Today’s chapter of War and Peace reads a bit like a history book. What, then, is Tolstoy’s purpose?
It’s clear with chapters such as today and Day 164, for example, that he intends his book to be more than, or at least different from, a typical novel. Indeed, on multiple occasions he writes that the book is not quite a novel. “This work of mine is not a tale,” he writes in his second draft for an introduction to War and Peace. “No idea is being put forward in it; nothing is being proved; no single event is described in it. Still, it cannot be called a novel — with a plot that has growing complexity, intrigue, and a happy or unhappy denouement, at which point interest in the narration ceases.” In the third draft for his introduction he still maintains that it is not a novel though it is somewhat similar to one. What sets War and Peace apart from most other novels are chapters like today’s where the book becomes more a history — or at least a critique of historical analysis — than a simple yarn of fiction. In these chapters the fictional narrative is abandoned and an historical argument is assumed.

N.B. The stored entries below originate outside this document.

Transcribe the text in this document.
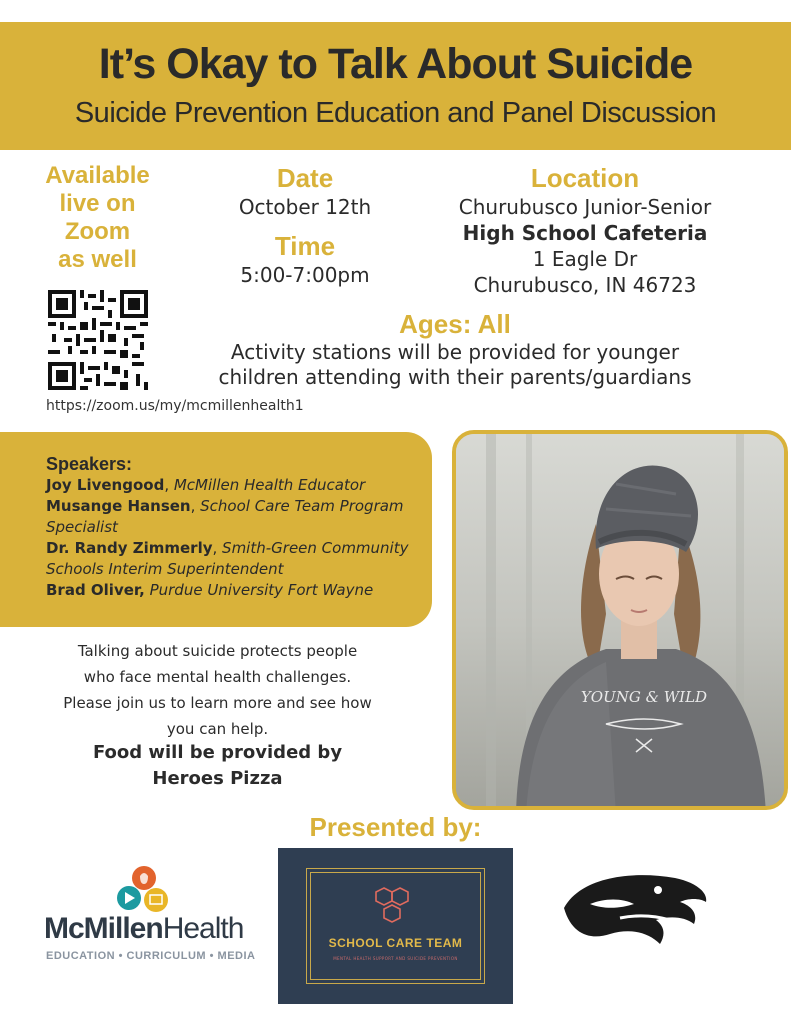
It’s Okay to Talk About Suicide
Suicide Prevention Education and Panel Discussion
Available
live on
Zoom
as well
https://zoom.us/my/mcmillenhealth1
Date
October 12th
Time
5:00-7:00pm
Location
Churubusco Junior-Senior
High School Cafeteria
1 Eagle Dr
Churubusco, IN 46723
Ages: All
Activity stations will be provided for younger
children attending with their parents/guardians
Speakers:
Joy Livengood, McMillen Health Educator
Musange Hansen, School Care Team Program Specialist
Dr. Randy Zimmerly, Smith-Green Community Schools Interim Superintendent
Brad Oliver, Purdue University Fort Wayne
Talking about suicide protects people
who face mental health challenges.
Please join us to learn more and see how
you can help.
Food will be provided by
Heroes Pizza
YOUNG & WILD
Presented by:
McMillenHealth
EDUCATION • CURRICULUM • MEDIA
SCHOOL CARE TEAM
MENTAL HEALTH SUPPORT AND SUICIDE PREVENTION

The argument, at this stage in its development anyway, is that history is the principal while individual actors are history’s unwitting agents. Tolstoy supports this idea in the opening paragraphs by presenting human action as compulsive rather than directed by self-ruling decision. Next he moves to the larger picture of history. He agrees with the historians that the destruction of the French army in 1812 was caused, first, by its advance into Russia late in the season without winter preparations and, second, by the hatred the French created as they burned down Russian towns. Historians believe these two conditions arose from the action of free-willed individual actors. Tolstoy disagrees. He thinks that no one could have possibly foreseen what their actions, in retrospect, make absolutely clear. “Not only did no one see this,” he writes, “but on the Russian side, every effort was made to hinder the only thing that could save Russia, while on the French side, despite Napoleon’s experience and so-called military genius, every effort was directed toward pushing on to Moscow at the end of the summer, that is, to doing the very thing that was bound to lead to its destruction.”

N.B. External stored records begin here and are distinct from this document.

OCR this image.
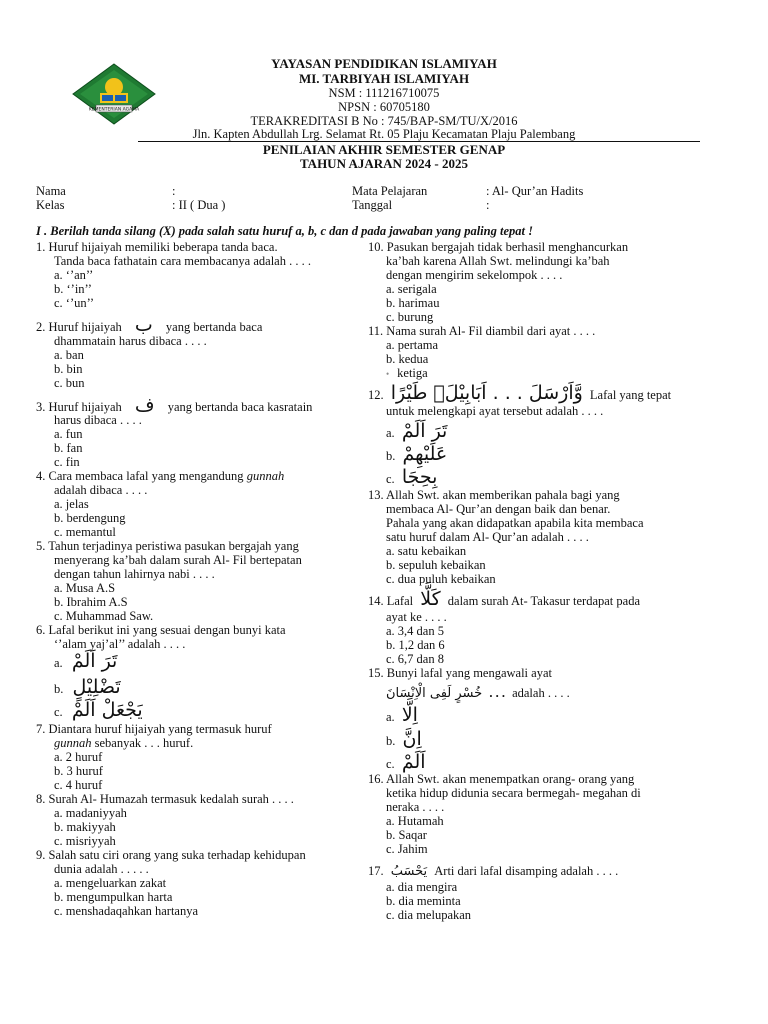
KEMENTERIAN AGAMA
YAYASAN PENDIDIKAN ISLAMIYAH
MI. TARBIYAH ISLAMIYAH
NSM : 111216710075
NPSN : 60705180
TERAKREDITASI B No : 745/BAP-SM/TU/X/2016
Jln. Kapten Abdullah Lrg. Selamat Rt. 05 Plaju Kecamatan Plaju Palembang
PENILAIAN AKHIR SEMESTER GENAP
TAHUN AJARAN 2024 - 2025
Nama	:
Kelas	: II ( Dua )
Mata Pelajaran	: Al- Qur’an Hadits
Tanggal	:
I . Berilah tanda silang (X) pada salah satu huruf a, b, c dan d pada jawaban yang paling tepat !
1. Huruf hijaiyah memiliki beberapa tanda baca.
Tanda baca fathatain cara membacanya adalah . . . .
a. ‘’an’’
b. ‘’in’’
c. ‘’un’’
2. Huruf hijaiyah ب yang bertanda baca
dhammatain harus dibaca . . . .
a. ban
b. bin
c. bun
3. Huruf hijaiyah ف yang bertanda baca kasratain
harus dibaca . . . .
a. fun
b. fan
c. fin
4. Cara membaca lafal yang mengandung gunnah
adalah dibaca . . . .
a. jelas
b. berdengung
c. memantul
5. Tahun terjadinya peristiwa pasukan bergajah yang
menyerang ka’bah dalam surah Al- Fil bertepatan
dengan tahun lahirnya nabi . . . .
a. Musa A.S
b. Ibrahim A.S
c. Muhammad Saw.
6. Lafal berikut ini yang sesuai dengan bunyi kata
‘’alam yaj’al’’ adalah . . . .
a. تَرَ اَلَمْ
b. تَضْلِيْلٍ
c. يَجْعَلْ اَلَمْ
7. Diantara huruf hijaiyah yang termasuk huruf
gunnah sebanyak . . . huruf.
a. 2 huruf
b. 3 huruf
c. 4 huruf
8. Surah Al- Humazah termasuk kedalah surah . . . .
a. madaniyyah
b. makiyyah
c. misriyyah
9. Salah satu ciri orang yang suka terhadap kehidupan
dunia adalah . . . . .
a. mengeluarkan zakat
b. mengumpulkan harta
c. menshadaqahkan hartanya
10. Pasukan bergajah tidak berhasil menghancurkan
ka’bah karena Allah Swt. melindungi ka’bah
dengan mengirim sekelompok . . . .
a. serigala
b. harimau
c. burung
11. Nama surah Al- Fil diambil dari ayat . . . .
a. pertama
b. kedua
• ketiga
12. وَّاَرْسَلَ . . . اَبَابِيْلَۙ طَيْرًا Lafal yang tepat
untuk melengkapi ayat tersebut adalah . . . .
a. تَرَ اَلَمْ
b. عَلَيْهِمْ
c. بِحِجَا
13. Allah Swt. akan memberikan pahala bagi yang
membaca Al- Qur’an dengan baik dan benar.
Pahala yang akan didapatkan apabila kita membaca
satu huruf dalam Al- Qur’an adalah . . . .
a. satu kebaikan
b. sepuluh kebaikan
c. dua puluh kebaikan
14. Lafal كَلَّا dalam surah At- Takasur terdapat pada
ayat ke . . . .
a. 3,4 dan 5
b. 1,2 dan 6
c. 6,7 dan 8
15. Bunyi lafal yang mengawali ayat
خُسْرٍ لَفِى الْاِنْسَانَ . . . adalah . . . .
a. اِلَّا
b. اِنَّ
c. اَلَمْ
16. Allah Swt. akan menempatkan orang- orang yang
ketika hidup didunia secara bermegah- megahan di
neraka . . . .
a. Hutamah
b. Saqar
c. Jahim
17. يَحْسَبُ Arti dari lafal disamping adalah . . . .
a. dia mengira
b. dia meminta
c. dia melupakan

This chapter, and the ideas found in it, are mere overture to Tolstoy’s deeper historical analysis found later in the second epilogue. Despite all the words he devotes to history here, however, the majority of the book still follows the general conventions of fiction: imagined characters engaged in action and conflict with themselves and others against the backdrop of plot and setting.
What’s important, to me at least, is what Tolstoy is building here. His book is some odd combination of fiction and history.

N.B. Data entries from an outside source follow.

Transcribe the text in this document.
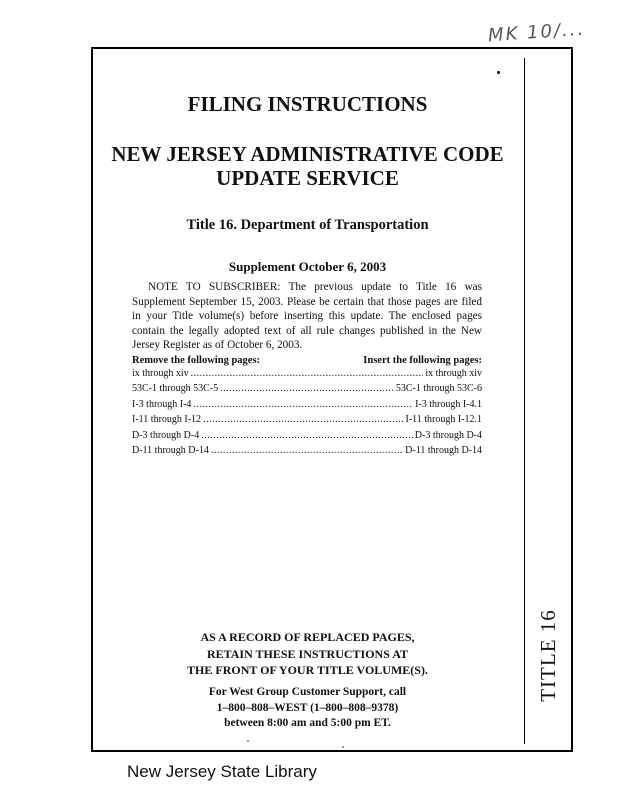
MK 10/...
FILING INSTRUCTIONS
NEW JERSEY ADMINISTRATIVE CODE
UPDATE SERVICE
Title 16. Department of Transportation
Supplement October 6, 2003
NOTE TO SUBSCRIBER: The previous update to Title 16 was Supplement September 15, 2003. Please be certain that those pages are filed in your Title volume(s) before inserting this update. The enclosed pages contain the legally adopted text of all rule changes published in the New Jersey Register as of October 6, 2003.
Remove the following pages:	Insert the following pages:
ix through xiv .....	ix through xiv
53C-1 through 53C-5 .....	53C-1 through 53C-6
I-3 through I-4 .....	I-3 through I-4.1
I-11 through I-12 .....	I-11 through I-12.1
D-3 through D-4 .....	D-3 through D-4
D-11 through D-14 .....	D-11 through D-14
AS A RECORD OF REPLACED PAGES,
RETAIN THESE INSTRUCTIONS AT
THE FRONT OF YOUR TITLE VOLUME(S).
For West Group Customer Support, call
1–800–808–WEST (1–800–808–9378)
between 8:00 am and 5:00 pm ET.
TITLE 16
New Jersey State Library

It is this profoundly ambitious design that makes War and Peace one of the most important books we can read. The unique amalgam of fiction and history presents humanity in both its constituent and whole parts. Novels, after all, as the narrator of Northanger Abbey has it, are “Only some work in which the greatest powers of mind are displayed, in which the most thorough knowledge of human nature, the happiest delineation of its varieties, the liveliest effusions of wit and humor are conveyed to the world in the best chosen language.” If novels are the individual human then works of history are humanity in whole.
It is incumbent upon us, then, to read fiction and history and read each widely. Senator Ben Sasse recently said that reading encourages empathy development, transports the reader to foreign times and places, and in so doing enables us to see the world through the lenses of other protagonists. Literature, particularly novels and history, is therefore something more than mere books. Literature is a mirror reflecting the self-same image of the other. And we can look into it not only to see ourselves and others but also to see what might need improving.
War and Peace, with its singular combination of history and fiction, is a good place to start.
DAILY MEDITATION
Since nature allows us to participate in any age, why should we not betake ourselves in mind from this petty and ephemeral span to the boundless and timeless region we can share with our betters?